Harding Meyer creates his portraits using a traditional artistic painting process first of all. Due to the way the work is produced, its size and virtuosity though, viewing the picture produces a strong sense of irritation and a different experience to the current deluge of digital portraits. The aim is not perfect reproduction or realism, but rather people looking at the observer through a shimmering matrix of different overlapping information and narrative. Approachable and ready for communication but strangely inhibited. Till Freiwald’s watercolour portraits take common notions of watercolour technique to the absurd simply due to the sheer size of the subject. The artist’s consummate reproduction and extremely high degree of realism are astounding, in particular when you consider the stoically precise laser technology. Freiwald himself describes his artistic approach as being like a dialogue: “Working with a model can be like looking in a mirror; my view of the model is captured in their gaze.” Andreas Lau works with different sequentially conceived pictorial strategies from the modern era. He virtuously cultivates the technique of pointillism and op art in his works. He doesn’t do this in the same way as his contemporaries in the art movements mentioned though, but applies it using a compendium and background understanding of today’s technical possibilities. Nowadays, you can produce all kinds of effects in no time at all using basic image processing programmes. The fact that he uses the traditional, artistic technique of painting despite these possibilities, provides the first insight into what he requires of painting and art. The artist questions the portrait against the backdrop of media noise by leaving the portraits behind the matrix, similar to Harding Meyer’s interpretation.
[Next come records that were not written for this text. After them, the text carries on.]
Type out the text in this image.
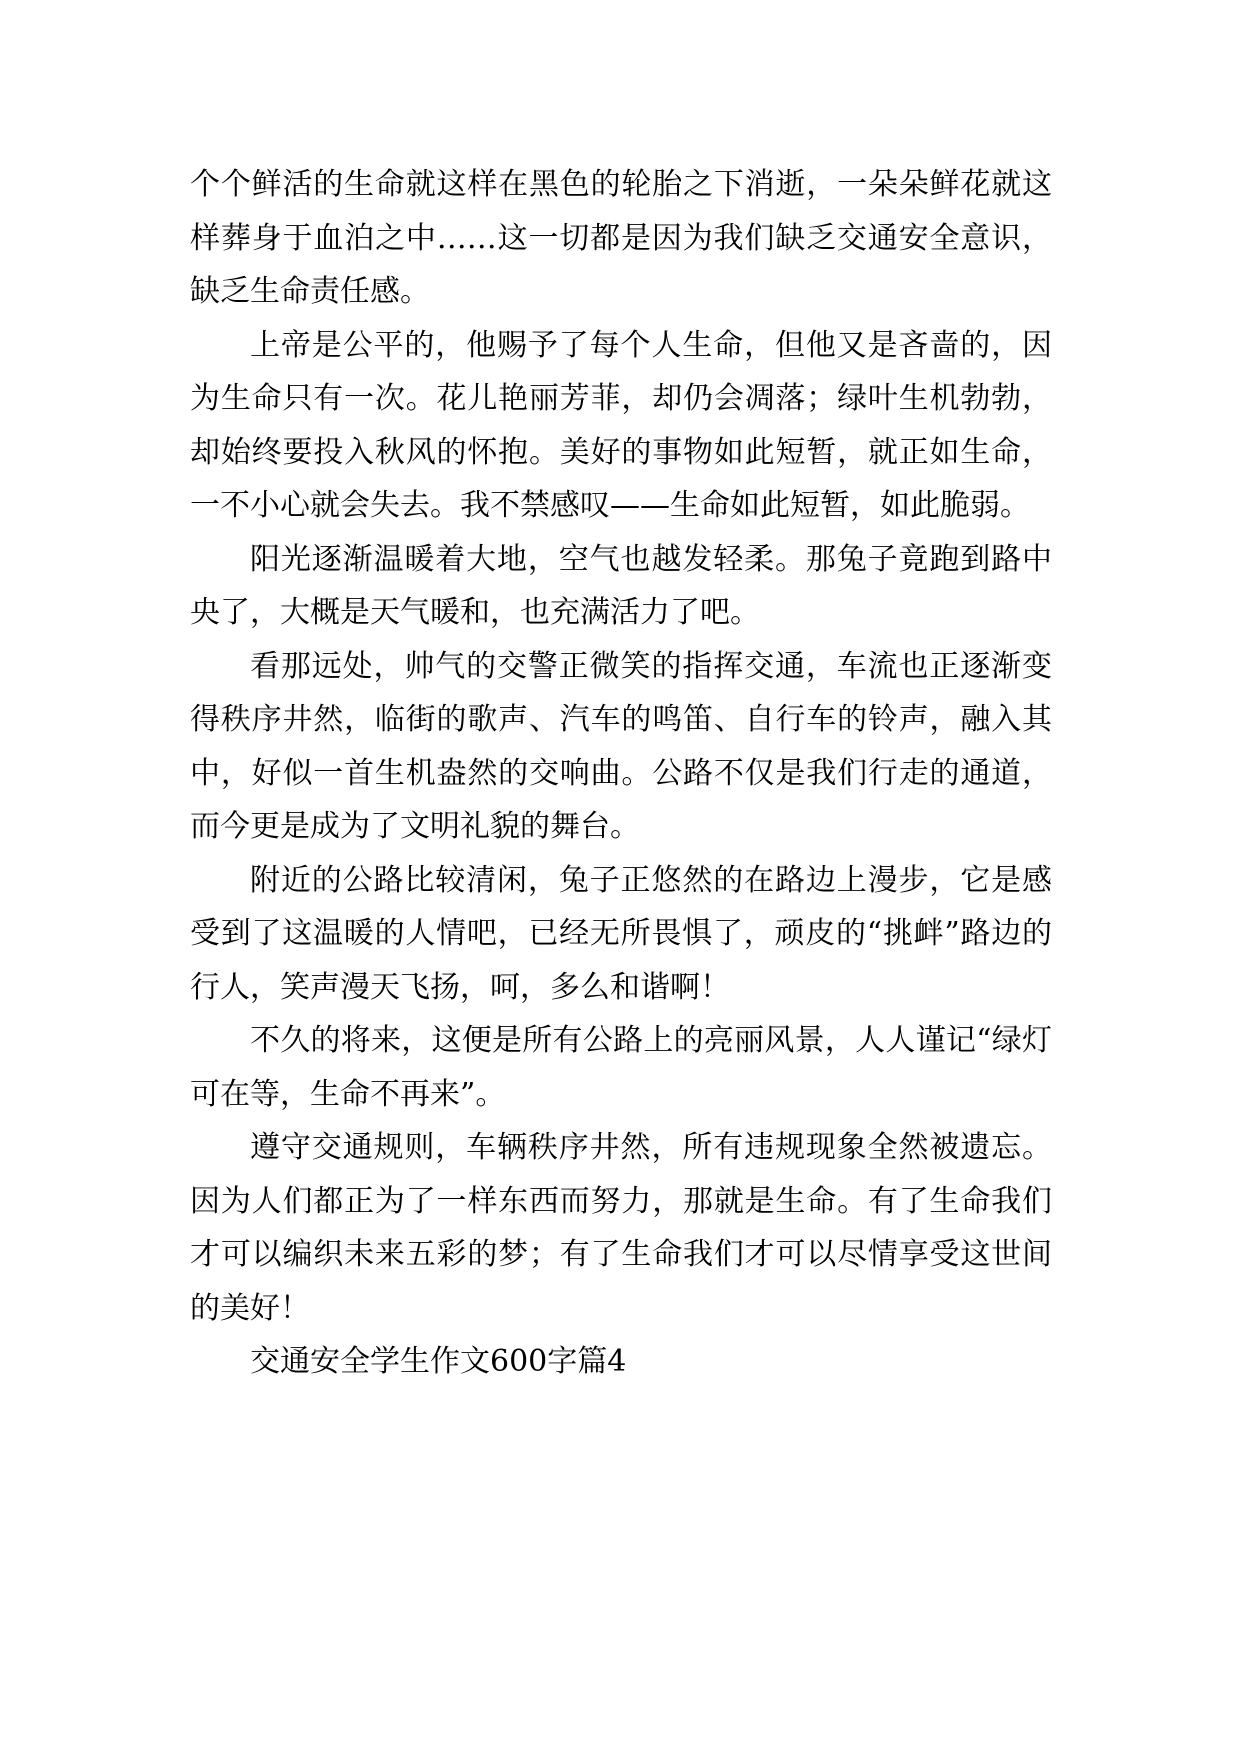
个个鲜活的生命就这样在黑色的轮胎之下消逝，一朵朵鲜花就这样葬身于血泊之中……这一切都是因为我们缺乏交通安全意识，缺乏生命责任感。

上帝是公平的，他赐予了每个人生命，但他又是吝啬的，因为生命只有一次。花儿艳丽芳菲，却仍会凋落；绿叶生机勃勃，却始终要投入秋风的怀抱。美好的事物如此短暂，就正如生命，一不小心就会失去。我不禁感叹——生命如此短暂，如此脆弱。

阳光逐渐温暖着大地，空气也越发轻柔。那兔子竟跑到路中央了，大概是天气暖和，也充满活力了吧。

看那远处，帅气的交警正微笑的指挥交通，车流也正逐渐变得秩序井然，临街的歌声、汽车的鸣笛、自行车的铃声，融入其中，好似一首生机盎然的交响曲。公路不仅是我们行走的通道，而今更是成为了文明礼貌的舞台。

附近的公路比较清闲，兔子正悠然的在路边上漫步，它是感受到了这温暖的人情吧，已经无所畏惧了，顽皮的“挑衅”路边的行人，笑声漫天飞扬，呵，多么和谐啊！

不久的将来，这便是所有公路上的亮丽风景，人人谨记“绿灯可在等，生命不再来”。

遵守交通规则，车辆秩序井然，所有违规现象全然被遗忘。因为人们都正为了一样东西而努力，那就是生命。有了生命我们才可以编织未来五彩的梦；有了生命我们才可以尽情享受这世间的美好！

交通安全学生作文600字篇4
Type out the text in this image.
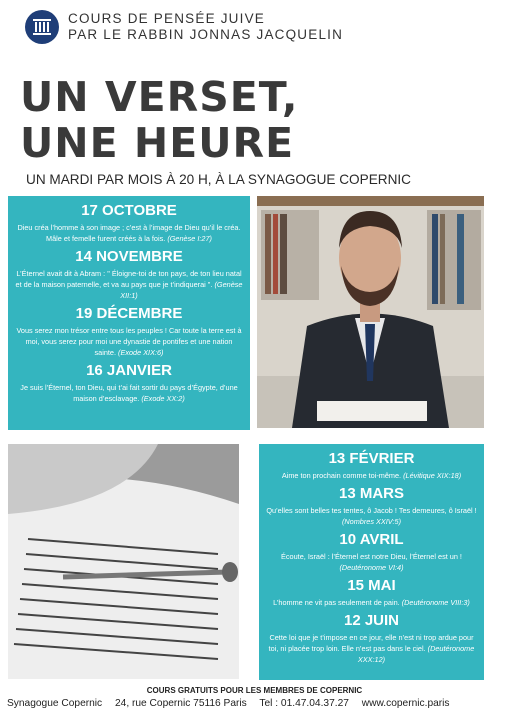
COURS DE PENSÉE JUIVE
PAR LE RABBIN JONNAS JACQUELIN
UN VERSET,
UNE HEURE
UN MARDI PAR MOIS À 20 H, À LA SYNAGOGUE COPERNIC
17 OCTOBRE
Dieu créa l’homme à son image ; c’est à l’image de Dieu qu’il le créa. Mâle et femelle furent créés à la fois. (Genèse I:27)
14 NOVEMBRE
L’Éternel avait dit à Abram : " Éloigne-toi de ton pays, de ton lieu natal et de la maison paternelle, et va au pays que je t’indiquerai ". (Genèse XII:1)
19 DÉCEMBRE
Vous serez mon trésor entre tous les peuples ! Car toute la terre est à moi, vous serez pour moi une dynastie de pontifes et une nation sainte. (Exode XIX:6)
16 JANVIER
Je suis l’Éternel, ton Dieu, qui t’ai fait sortir du pays d’Égypte, d’une maison d’esclavage. (Exode XX:2)
13 FÉVRIER
Aime ton prochain comme toi-même. (Lévitique XIX:18)
13 MARS
Qu’elles sont belles tes tentes, ô Jacob ! Tes demeures, ô Israël ! (Nombres XXIV:5)
10 AVRIL
Écoute, Israël : l’Éternel est notre Dieu, l’Éternel est un ! (Deutéronome VI:4)
15 MAI
L’homme ne vit pas seulement de pain. (Deutéronome VIII:3)
12 JUIN
Cette loi que je t’impose en ce jour, elle n’est ni trop ardue pour toi, ni placée trop loin. Elle n’est pas dans le ciel. (Deutéronome XXX:12)
COURS GRATUITS POUR LES MEMBRES DE COPERNIC
Synagogue Copernic 24, rue Copernic 75116 Paris Tel : 01.47.04.37.27 www.copernic.paris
So according to Wolf Guenter Thiel, when we’re talking about this exhibition and considering how its portraits differ from their historical predecessors, they are not commissioned portraits that are to symbolise beauty, social power or respect as the narrative. They are rather pictures of a research nature into the human image and into what constitutes the image of people today. For example, Harding Meyer sees the picture receded behind a digital matrix. The narrative attached to this digital picture is composed of all kinds of possible collected data that produces a superimposed picture of people. The person portrayed is no longer the master of their public image and others’ perception. Till Freiwald on the other hand takes the approach of a holistic view of the person, getting a picture of the person himself and producing it with an exactness and definition that are unusual for today’s images. The speed of producing pictures / selfies is clearly contradicted by the carefully, empathetically and slowed down picture. Andreas Lau in turn picks up on the idea of the picture as a digital image based on bits on the one hand and an information matrix on the other hand and tries to tune this perceived noise as if using an artistic synthesiser. The noise is interpreted as a sequence and recomposed. Resulting in the abstraction of the picture and a new harmonious, in itself coherent picture. A synthetic abstraction, if you like. The exhibition gives the observer a view of the current human image and the image of every individual human. It is fascinating and alarming at the same time. Caution is called for when handling and publishing your own image. Creating an awareness of this is a highly topical contemporary discourse of great importance for every single individual.